Commentary, Transportation, Ian Madsen

Recently, a bidding war has erupted between Canada’s two mammoth and historic railways, Canadian National, ‘CN’ and archrival, Canadian Pacific, ‘CP,’ for the U.S. railroad, Kansas City Southern, ‘KCS.’

This is all about KCS’ mid-American location and its extensive network in Mexico, where there is considerable volume and potential growth, in industrial and commodity shipments to and from that developing nation as it modernizes and industrializes. The potential of Mexico, the U.S. and of Canadian trade to both nations, is what is alluring to both CN and CP’s upper management and they are willing to pay up for it; they see more there than their big U.S. rival railroaders do or could capitalize on.
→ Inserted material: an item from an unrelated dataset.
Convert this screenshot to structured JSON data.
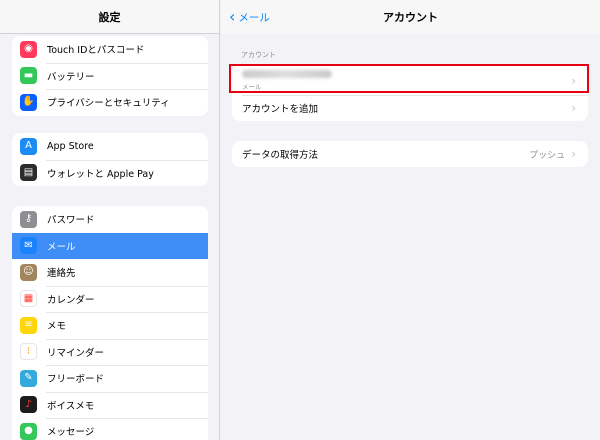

A case could be made that the regulatory environment for the railways in Canada is what makes foreign expansion not only more attractive but necessary to avoid stagnation or decline.  However, as regulated industries go, railroads are not oppressed, especially when compared to pipelines, trucking and airlines, all of which are at least partial competitors to rail. The key is that railways own their own rights-of-way and, generally, their terminals and the access to the seaports they terminate at, unlike all the rest.

However, there are limits to how big the railways can grow just serving Canadian customers or even overseas ones. Lucrative markets such as China, India, Japan, South Korea and the EU are still attractive, but not a cure-all for domestic near-stagnation. China’s population growth rate is slowing down, as is its high-intensity use of commodities Canada ships to it, such as metals, coal, potash, fertilizer and lumber. The other aforementioned markets are also slow-growth. So, while there is some room for further sales overseas, there are also some risks too, as tensions with China rise.  
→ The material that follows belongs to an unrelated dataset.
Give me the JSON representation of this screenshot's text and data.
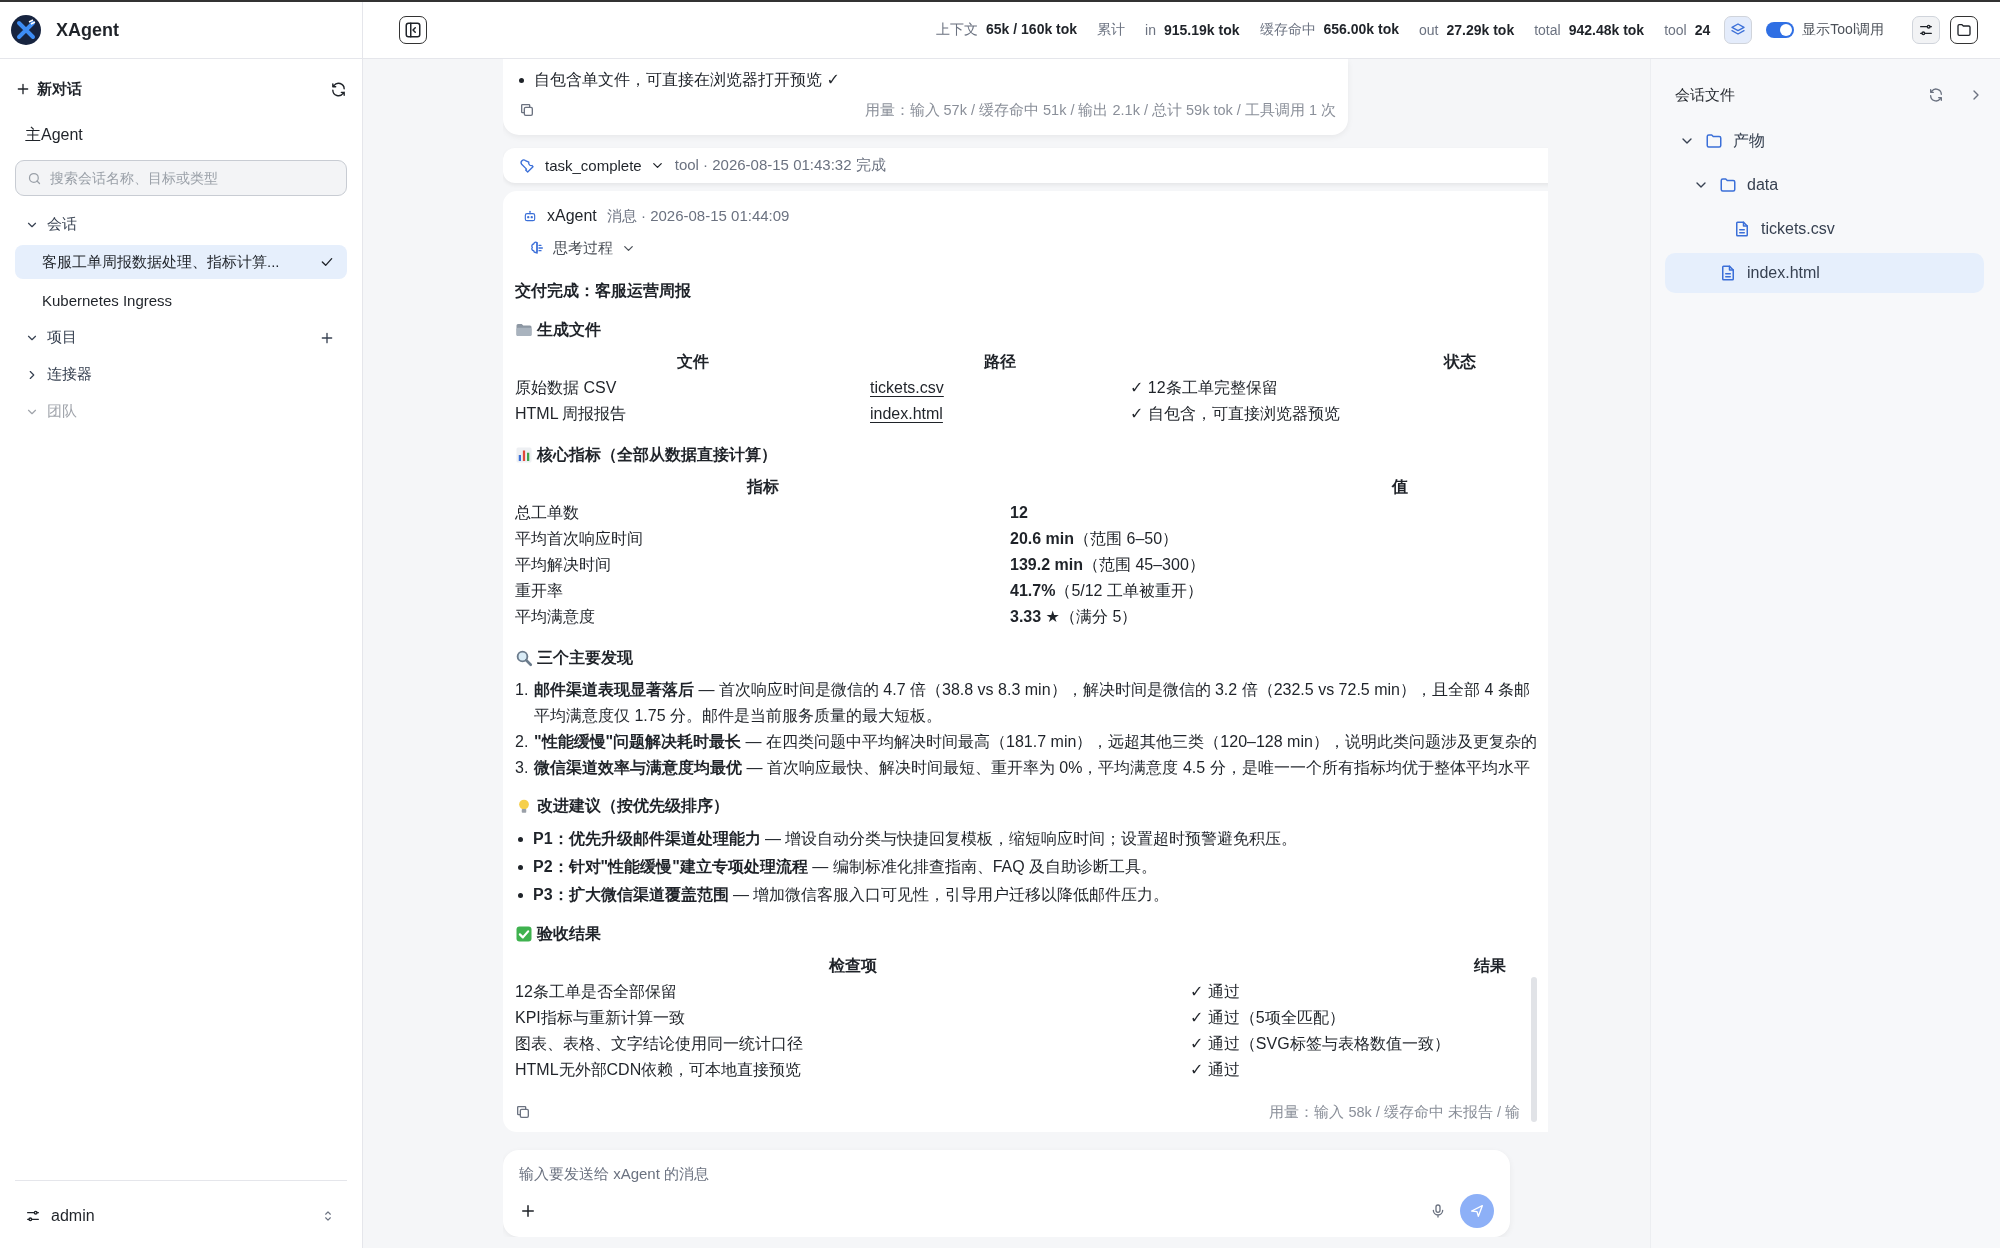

Australia has already lost substantial exports to China due to diplomatic spats. Canada is also not favoured in Beijing’s eyes and this could worsen. Meanwhile, a renewed NAFTA, called USMCA by former president Trump, has reinvigorated trade and investment prospects between its three signatories. Railways facilitate the intensification and extension of commercial activity.

Mexico is not fast-growing, nor is the U.S., but both have steady population growth and growing industrial networks are enhancing development of both. Mexico is urbanizing and its manufacturing sector is growing, requiring more machinery and equipment and things like building materials, pipes, conduit and cable and wire—most economically shipped by rail. There is also that other factor: China.

All North American firms are conscious that, as tempting a market as China is, overreliance on it in a firm’s supply chain could put it at risk if Beijing takes a dislike to it or its suppliers or if there is a trade or political dispute between the increasingly assertive nation and its perceived adversaries.

The U.S. government is already dangling subsidies, credits and low-cost financing to ‘sensitive’ industry companies such as microchip manufacturers to invest in its territory and to reduce exposure to China. East Asian firms nervous about putting too much money into a temperamental and possible hostile nation are amenable to such enticements. Taiwan in particular is now wary of mainland investment.

There will be much more ‘reshoring’ and ‘onshoring’ of production and supply to ensure against risk of running short of anything or having to answer awkward questions from politicians or shareholders about why management did not prepare for potential disruptions that are eminently foreseeable.  

As the low-cost manufacturing nation in the NAFTA II trio, Mexico stands to gain a lot from this process of extrication from and future avoidance of, the Beijing Bully. Both CN and CP see this and it is this geopolitical factor more than anything else that makes the takeover strategy sensible, if not at any price.


Ian Madsen is a senior policy analyst at the Frontier Centre for Public Policy.